Rails ActiveRecord: Updating attributes (object fields)


2017-03-07 · 2 min read

Ruby provides write accessors to change attributes (another name for fields) of an object. Those accessors may be redefined.

user.name = "Zaiste"

name will be marked as dirty and the change will not be persisted in the database. You can undo the change using reload! or persist the change in the database by calling user.save.

user.write_attribute(:name, "Zaiste")

write_attribute is called by the attribute accessor i.e. name= from previous example. The change will not be persisted the database. This method can be to bypass this accessor when you need a special behaviour at the time of setting given attribute.

def name=(new_name)
  write_attribute(:name, new_name.downcase)
end

You can change few attributes at once using attributes accessor or assign_attributes method.

user.attributes = { name: "Zaiste", age: 21 }
user.assign_attributes { name: "Zaiste", age: 21 }

This won't persist changes in the database.
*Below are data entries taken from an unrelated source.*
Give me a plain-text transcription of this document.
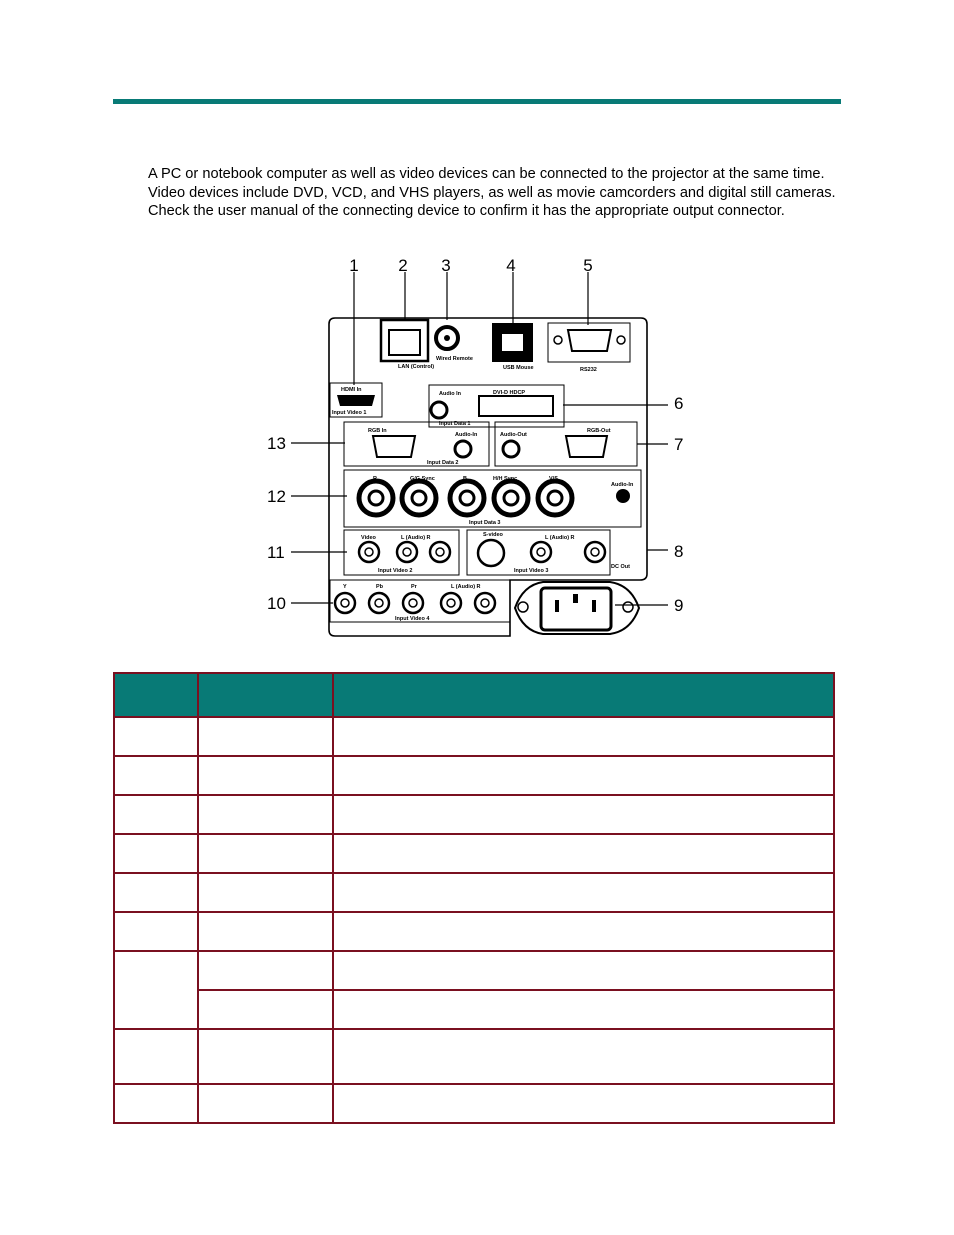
A PC or notebook computer as well as video devices can be connected to the projector at the same time. Video devices include DVD, VCD, and VHS players, as well as movie camcorders and digital still cameras. Check the user manual of the connecting device to confirm it has the appropriate output connector.

1 2 3	4	5
6
7
8
9
10
11
12
13
HDMI In
Input Video 1
LAN (Control)
Wired Remote
USB Mouse	RS232
Audio In	DVI-D HDCP
Input Data 1
RGB In
Audio-In
Input Data 2
Audio-Out
RGB-Out
R	G/G Sync	B	H/H Sync	V/S
Audio-In
Input Data 3
Video	L (Audio) R
Input Video 2
S-video	L (Audio) R
Input Video 3
DC Out
Y	Pb	Pr	L (Audio) R
Input Video 4
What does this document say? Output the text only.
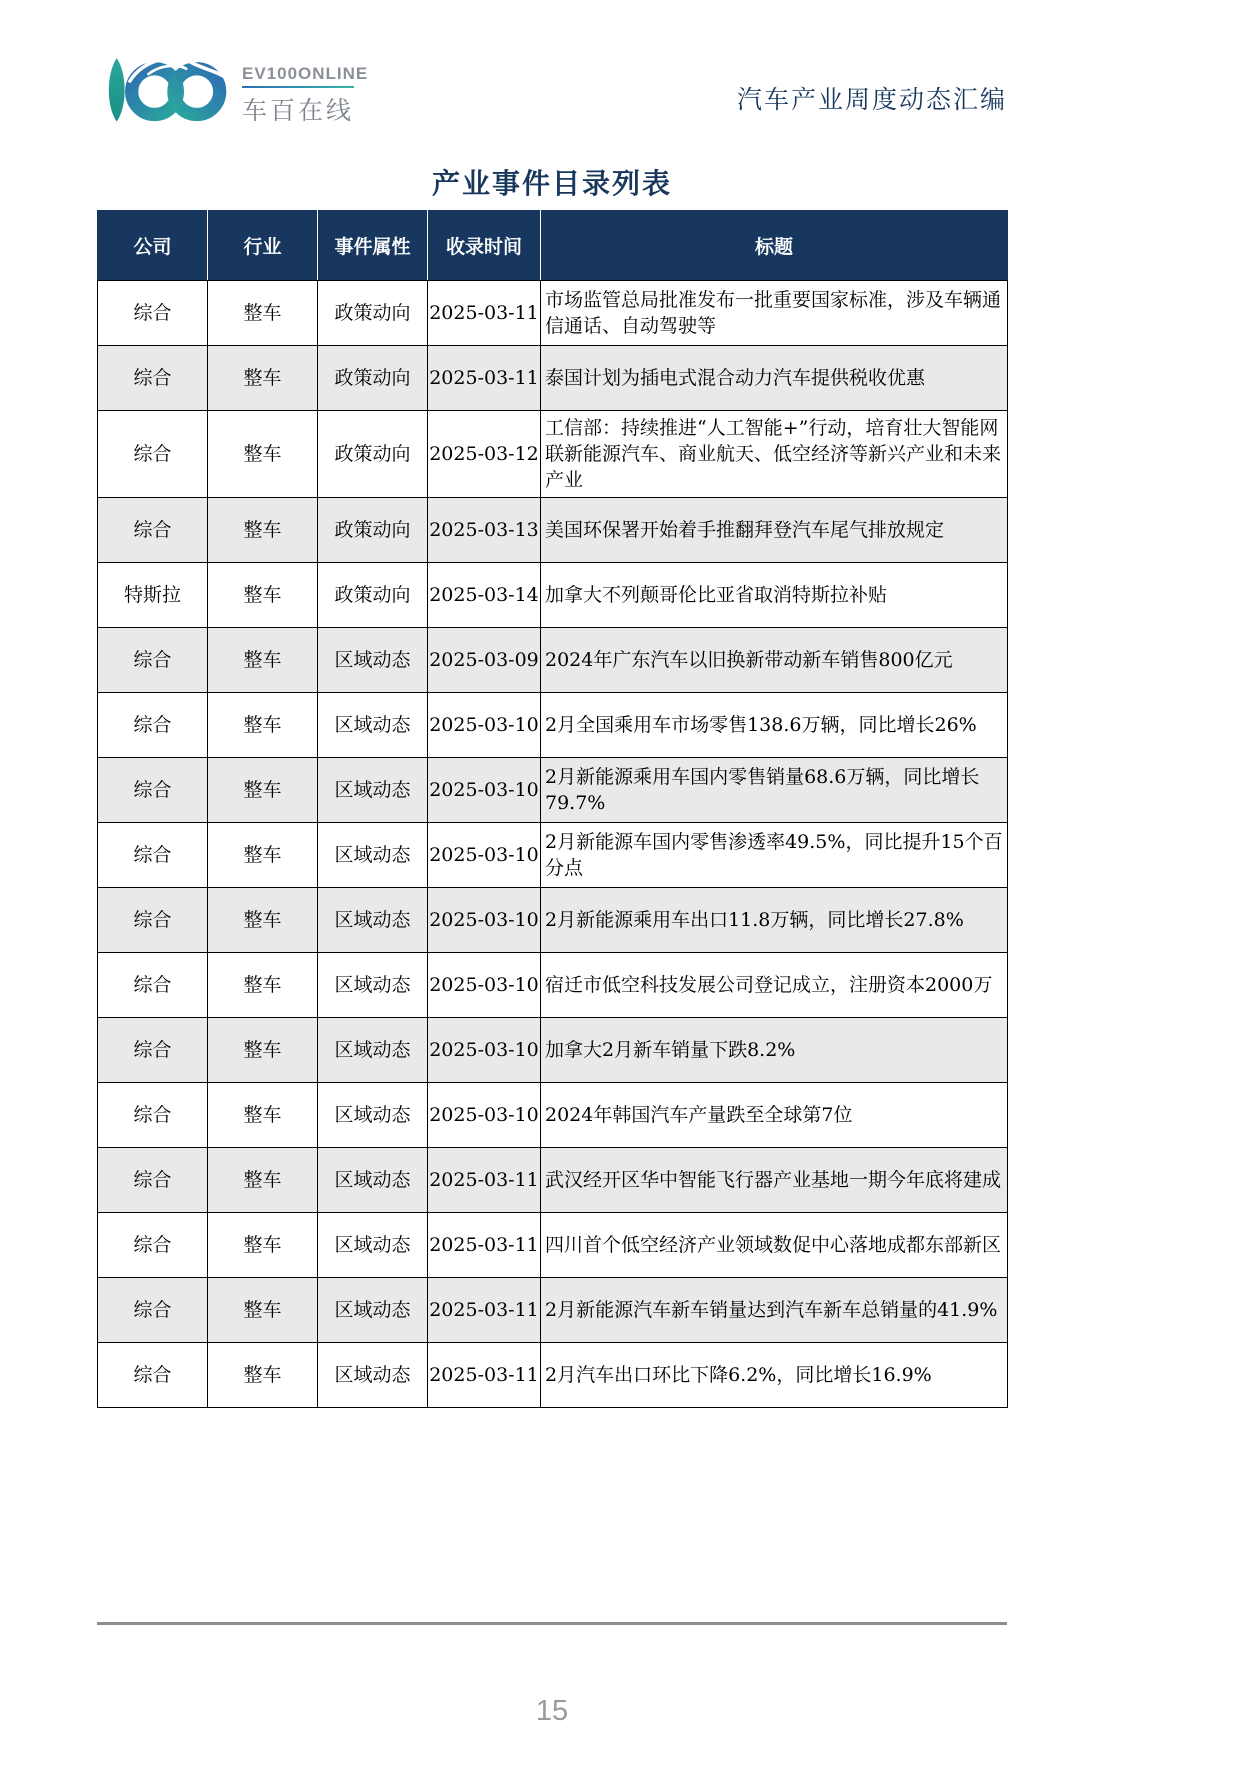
EV100ONLINE
车百在线	汽车产业周度动态汇编
产业事件目录列表
公司	行业	事件属性	收录时间	标题
综合	整车	政策动向	2025-03-11	市场监管总局批准发布一批重要国家标准，涉及车辆通信通话、自动驾驶等
综合	整车	政策动向	2025-03-11	泰国计划为插电式混合动力汽车提供税收优惠
综合	整车	政策动向	2025-03-12	工信部：持续推进“人工智能+”行动，培育壮大智能网联新能源汽车、商业航天、低空经济等新兴产业和未来产业
综合	整车	政策动向	2025-03-13	美国环保署开始着手推翻拜登汽车尾气排放规定
特斯拉	整车	政策动向	2025-03-14	加拿大不列颠哥伦比亚省取消特斯拉补贴
综合	整车	区域动态	2025-03-09	2024年广东汽车以旧换新带动新车销售800亿元
综合	整车	区域动态	2025-03-10	2月全国乘用车市场零售138.6万辆，同比增长26%
综合	整车	区域动态	2025-03-10	2月新能源乘用车国内零售销量68.6万辆，同比增长79.7%
综合	整车	区域动态	2025-03-10	2月新能源车国内零售渗透率49.5%，同比提升15个百分点
综合	整车	区域动态	2025-03-10	2月新能源乘用车出口11.8万辆，同比增长27.8%
综合	整车	区域动态	2025-03-10	宿迁市低空科技发展公司登记成立，注册资本2000万
综合	整车	区域动态	2025-03-10	加拿大2月新车销量下跌8.2%
综合	整车	区域动态	2025-03-10	2024年韩国汽车产量跌至全球第7位
综合	整车	区域动态	2025-03-11	武汉经开区华中智能飞行器产业基地一期今年底将建成
综合	整车	区域动态	2025-03-11	四川首个低空经济产业领域数促中心落地成都东部新区
综合	整车	区域动态	2025-03-11	2月新能源汽车新车销量达到汽车新车总销量的41.9%
综合	整车	区域动态	2025-03-11	2月汽车出口环比下降6.2%，同比增长16.9%
15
Unspecified attributes won’t be changed.

Use update_attribute to change an attribute and persist it without running validations.

user.update_attribute(:name, "Zaiste")

Use update to change an attribute, check the validations and persist the change if validations pass.

user.update(name: "Zaiste")

You can find an object and update it with a one command using update as class method.

User.update(111, name: "Zaiste")

The validations will be checked.

You can find and update several objects at once using update class method.

User.update(
  [123,234,345],
  [
    { name: "Zaiste" },
    { name: "Józio", age: 7 },
    { name: "Francois", age: 18, city: "Paris"},
  ]
)

You can also update all objects at once using update_all class method.

User.update_all(name: "Zaiste")

This method won’t check the validations.